The data will be used to support Strait’s ongoing research on executive function. “To get both mental and physical benefits, it’s better to do yoga for 20 minutes daily than once a week for three hours,” she said. “If you even do something for five minutes a day, it creates a habit. That’s another reason we’re collecting this information from participants. I’d like to look at the variables about the person participating and about their experience that predict improvements in behaviors related to higher-level mental processes, like memory, attention, and self-regulation.”

Christine Paul, director of UHCL’s foreign language and continuing education programs, said that the yoga class is the first step in the program’s goal of adding health and wellness components to continuing education. “I’m very impressed with Dr. Strait’s curriculum because she’ll be collecting data for research purposes and this is an opportunity to help further scientific knowledge as well as improve mental balance on campus and in the community,” she said.

Yoga, Strait acknowledged, isn’t necessarily for everyone. “I’d like to find out what elements about this class experience will predict who will get the most benefits from it. That way we can target people who are likely to get the maximum positive effects.”

If future “stress relief” classes are planned, Strait said the data she’s collecting can enable instructors to gear them to offer participants more useful interventions. “In order for the intervention to improve higher order thinking skills, it has to be restorative and relaxing, but also challenging and complex,” she said. “So, I’d like to find out if the class should be more challenging or more relaxing. I’d like to go further than just teach people to use yoga to relieve stress. I really want to know the ways in which it’s improving their mental clarity.”

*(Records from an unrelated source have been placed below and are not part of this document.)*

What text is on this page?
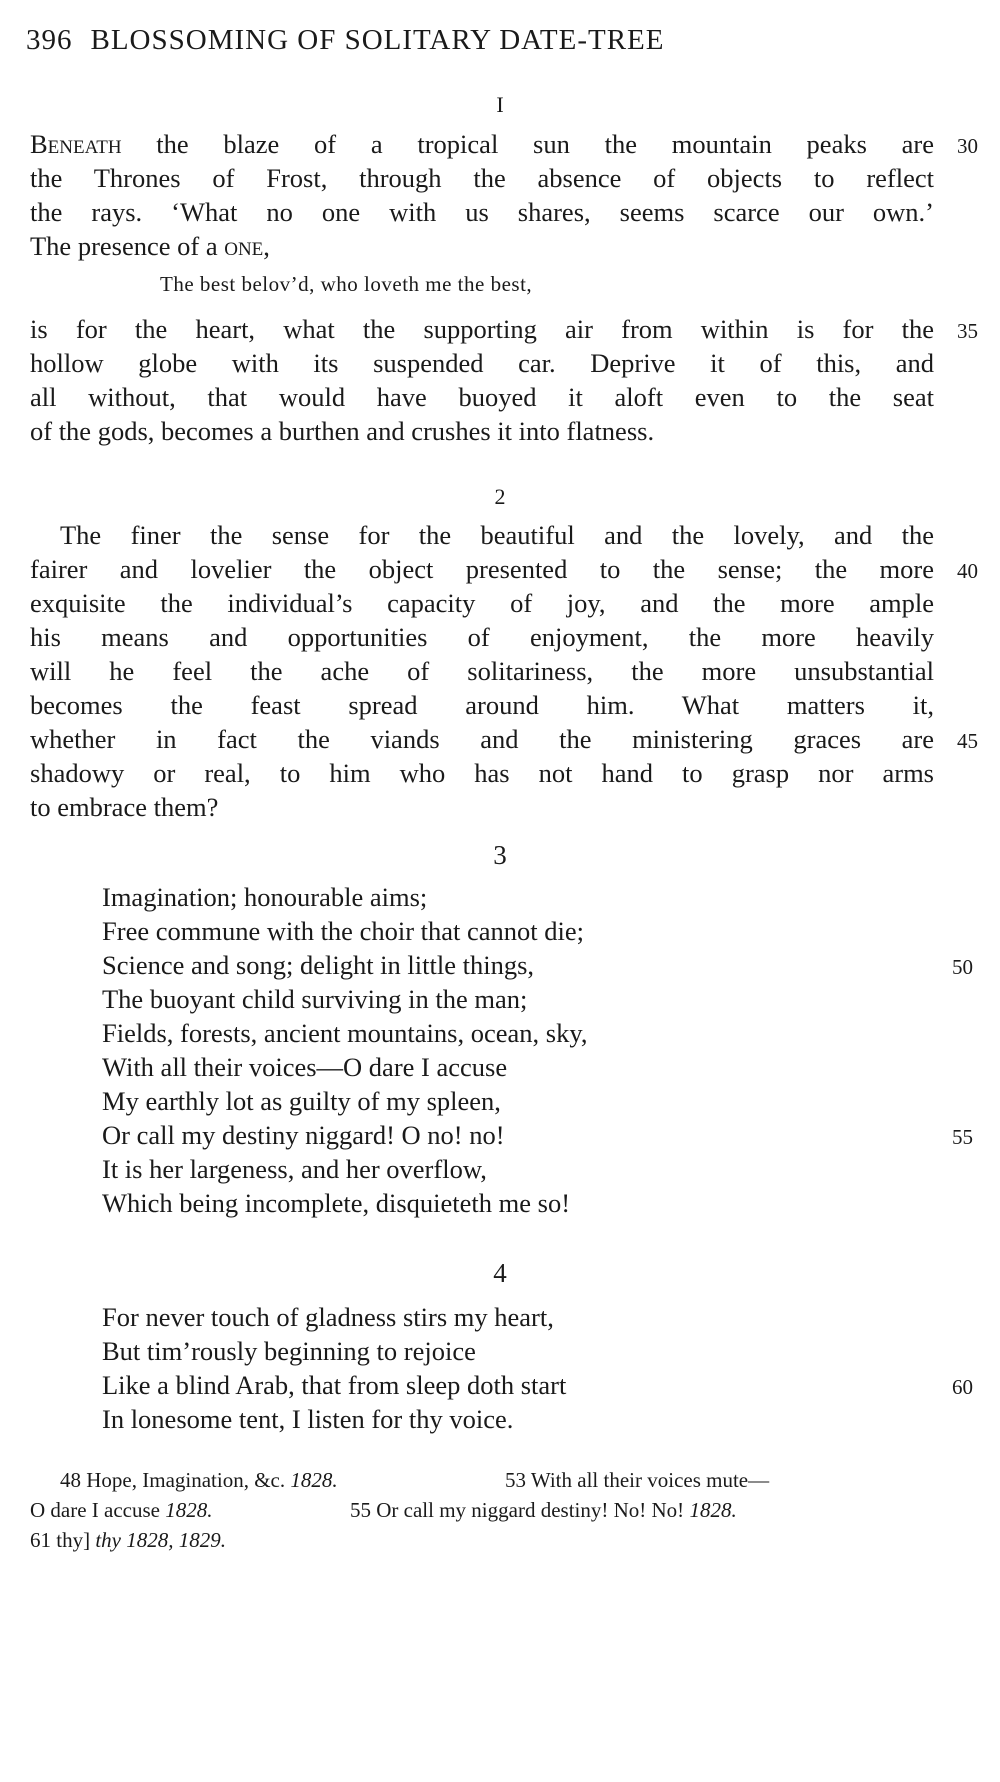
396 BLOSSOMING OF SOLITARY DATE-TREE
I
Beneath the blaze of a tropical sun the mountain peaks are 30
the Thrones of Frost, through the absence of objects to reflect
the rays. ‘What no one with us shares, seems scarce our own.’
The presence of a one,
The best belov’d, who loveth me the best,
is for the heart, what the supporting air from within is for the 35
hollow globe with its suspended car. Deprive it of this, and
all without, that would have buoyed it aloft even to the seat
of the gods, becomes a burthen and crushes it into flatness.
2
The finer the sense for the beautiful and the lovely, and the
fairer and lovelier the object presented to the sense; the more 40
exquisite the individual’s capacity of joy, and the more ample
his means and opportunities of enjoyment, the more heavily
will he feel the ache of solitariness, the more unsubstantial
becomes the feast spread around him. What matters it,
whether in fact the viands and the ministering graces are 45
shadowy or real, to him who has not hand to grasp nor arms
to embrace them?
3
Imagination; honourable aims;
Free commune with the choir that cannot die;
Science and song; delight in little things,	50
The buoyant child surviving in the man;
Fields, forests, ancient mountains, ocean, sky,
With all their voices—O dare I accuse
My earthly lot as guilty of my spleen,
Or call my destiny niggard! O no! no!	55
It is her largeness, and her overflow,
Which being incomplete, disquieteth me so!
4
For never touch of gladness stirs my heart,
But tim’rously beginning to rejoice
Like a blind Arab, that from sleep doth start	60
In lonesome tent, I listen for thy voice.
48 Hope, Imagination, &c. 1828.	53 With all their voices mute—
O dare I accuse 1828.	55 Or call my niggard destiny! No! No! 1828.
61 thy] thy 1828, 1829.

Measuring the change that results from certain interventions is difficult. “In the survey we’re creating, I’m including questions purposely formulated to track change in executive functioning and higher order thinking,” Strait said.

“Throughout all the upheavals and changes I’ve had in my life for the past ten years, yoga has always been a constant for me,” she said. “Graduate school, several moves, a pregnancy and a new job – yoga was always there. It doesn’t have to interfere with your day. Just committing to taking a few minutes and doing two or three poses a day can make a big difference.”